Poverty, education levels draw battle lines in French election
As French President Emmanuel Macron and Marine Le Pen head into a presidential run-off on April 24 promising to tackle high inflation, an analysis of first-round voting data shows the far-right challenger with an edge in low-income areas hardest hit by soaring costs.
Sensing people's frustration in the face of rocketing inflation, Le Pen pivoted her campaign from her usual anti-immigration, eurosceptic message to how she would help restore families' budgets.
Macron won 27.8% of votes ahead of Le Pen's 23.2% in the first round of voting on Sunday, but there were big regional divergences with election battle lines drawn along local economic, social and demographic contours.
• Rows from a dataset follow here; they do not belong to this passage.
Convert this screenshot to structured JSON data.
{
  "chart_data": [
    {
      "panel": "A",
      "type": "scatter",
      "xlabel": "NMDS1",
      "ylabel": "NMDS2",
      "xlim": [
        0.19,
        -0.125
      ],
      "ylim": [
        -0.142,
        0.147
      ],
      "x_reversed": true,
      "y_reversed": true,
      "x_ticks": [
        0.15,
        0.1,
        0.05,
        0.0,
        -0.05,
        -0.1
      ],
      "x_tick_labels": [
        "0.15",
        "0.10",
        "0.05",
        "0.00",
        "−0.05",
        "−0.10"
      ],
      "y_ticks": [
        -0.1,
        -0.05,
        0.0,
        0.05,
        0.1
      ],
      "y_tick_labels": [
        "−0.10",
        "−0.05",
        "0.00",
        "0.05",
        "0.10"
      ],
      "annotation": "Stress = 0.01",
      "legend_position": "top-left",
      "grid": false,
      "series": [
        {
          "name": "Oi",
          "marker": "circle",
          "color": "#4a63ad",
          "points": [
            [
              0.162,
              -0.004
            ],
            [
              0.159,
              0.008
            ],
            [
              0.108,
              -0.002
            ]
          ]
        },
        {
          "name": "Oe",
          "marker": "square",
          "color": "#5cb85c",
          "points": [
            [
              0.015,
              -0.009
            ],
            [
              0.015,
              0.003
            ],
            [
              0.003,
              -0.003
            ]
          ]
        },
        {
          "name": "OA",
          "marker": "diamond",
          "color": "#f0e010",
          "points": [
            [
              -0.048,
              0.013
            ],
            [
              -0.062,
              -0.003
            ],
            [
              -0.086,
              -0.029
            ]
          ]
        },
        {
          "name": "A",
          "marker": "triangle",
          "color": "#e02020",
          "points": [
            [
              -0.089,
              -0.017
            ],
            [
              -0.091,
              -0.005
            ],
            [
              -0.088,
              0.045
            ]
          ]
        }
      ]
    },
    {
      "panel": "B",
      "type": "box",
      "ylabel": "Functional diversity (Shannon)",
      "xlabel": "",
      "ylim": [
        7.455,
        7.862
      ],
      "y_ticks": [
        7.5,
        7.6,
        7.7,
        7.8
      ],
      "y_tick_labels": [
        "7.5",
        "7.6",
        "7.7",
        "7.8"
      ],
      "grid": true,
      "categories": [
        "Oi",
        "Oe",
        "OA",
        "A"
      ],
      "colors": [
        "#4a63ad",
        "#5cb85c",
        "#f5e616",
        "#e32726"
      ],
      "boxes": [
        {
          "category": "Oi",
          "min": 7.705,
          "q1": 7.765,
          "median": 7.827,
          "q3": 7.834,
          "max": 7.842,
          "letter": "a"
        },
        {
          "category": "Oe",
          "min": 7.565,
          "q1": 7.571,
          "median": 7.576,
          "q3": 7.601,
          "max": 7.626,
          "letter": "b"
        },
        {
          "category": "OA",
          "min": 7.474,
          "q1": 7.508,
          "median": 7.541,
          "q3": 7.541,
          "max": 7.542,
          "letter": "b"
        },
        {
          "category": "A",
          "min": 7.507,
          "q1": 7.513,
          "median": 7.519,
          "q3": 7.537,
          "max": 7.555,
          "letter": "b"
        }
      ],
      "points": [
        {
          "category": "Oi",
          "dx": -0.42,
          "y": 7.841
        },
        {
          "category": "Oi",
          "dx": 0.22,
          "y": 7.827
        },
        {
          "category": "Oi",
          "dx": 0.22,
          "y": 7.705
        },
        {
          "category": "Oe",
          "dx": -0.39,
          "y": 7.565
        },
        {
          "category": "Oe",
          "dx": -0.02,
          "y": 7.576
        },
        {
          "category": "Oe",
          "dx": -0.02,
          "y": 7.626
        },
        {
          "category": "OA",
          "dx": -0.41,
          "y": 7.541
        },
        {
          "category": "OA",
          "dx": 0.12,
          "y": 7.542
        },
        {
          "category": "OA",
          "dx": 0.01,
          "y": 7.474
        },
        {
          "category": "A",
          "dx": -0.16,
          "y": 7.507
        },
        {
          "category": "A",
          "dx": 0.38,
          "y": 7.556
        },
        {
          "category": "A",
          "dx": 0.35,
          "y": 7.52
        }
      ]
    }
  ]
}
The demographic analysis of the results showed Le Pen's promise best resonated where it matters the most - in areas with lower living standards, where more people drop out of high school, have lower life expectancy, and suffer from more crime.
The analysis also suggests Macron will have a tough time reaching voters outside his base of educated, middle-class city dwellers.
In its analysis, Reuters used a machine learning algorithm to rank 45 demographic and economic variables according to how well they correlate with candidates' scores in regional administrative districts, known in France as departments.
As in 2017, economic wealth and education levels were key determinants on Sunday whether departments leaned towards Macron or Le Pen, although the correlation with higher standards of living was stronger this time for Macron.
Conversely, Macron did worse and Le Pen significantly better in areas with more poverty. On average, 12.7% of the population lives in poverty in departments where Macron came in first, and 16% where Le Pen got the most votes.
With record high inflation, polls have repeatedly shown dwindling purchasing power as voters' top concern heading into the election.
Official government data indicate that France saw broad gains in gross disposable income during Macron's presidency although the spike in inflation over the last six months is quickly eating that away.
But his weak results in high unemployment and low income areas suggest his message that he is best placed to reverse the trend is falling on deaf ears in areas that need help the most.
A 25-billion-euro ($27 billion) government package, worth 1% of France's economic output, to help people cope with high energy prices and inflation has done little to ease voter concerns.
The factor most closely correlated with Le Pen's performance was life expectancy, which often serves as a catch-all barometer for general economic and social well-being.
In departments where Le Pen came first, females born in 2021 had life expectancy one year shorter than where Macron won.
In the two industrial northern departments where Le Pen did best - the Aisne and Pas-de-Calais - female life expectancy was two years below the national average. In Aisne, where Le Pen had her best first-round result with 39% of votes, nearly 30% of residents have no upper school diplomas, compared with a national average of 21%.
Taking note, for his first campaign stop after Sunday's vote, Macron took the fight against Le Pen straight to the poor northern town of Denain.
Heading into the runoff round, Macron and Le Pen will both be also hunting for votes of supporters of hard-left leader Jean-Luc Melenchon, who came in third in the first round just behind Le Pen with 22% of the votes.
The veteran firebrand leftist did best in urban areas with a higher share of young, university-educated voters who find Macron has drifted too far to the right for their tastes.
Melenchon won nearly half of the votes in northeastern Paris commuter suburb of Seine-Saint-Denis, where immigrants make up more than 30% of the population - the highest in France.
With those votes up for grabs, Le Pen and Macron will first have to convince people in the department to simply bother to vote as abstentions were higher there than anywhere else outside of Corsica.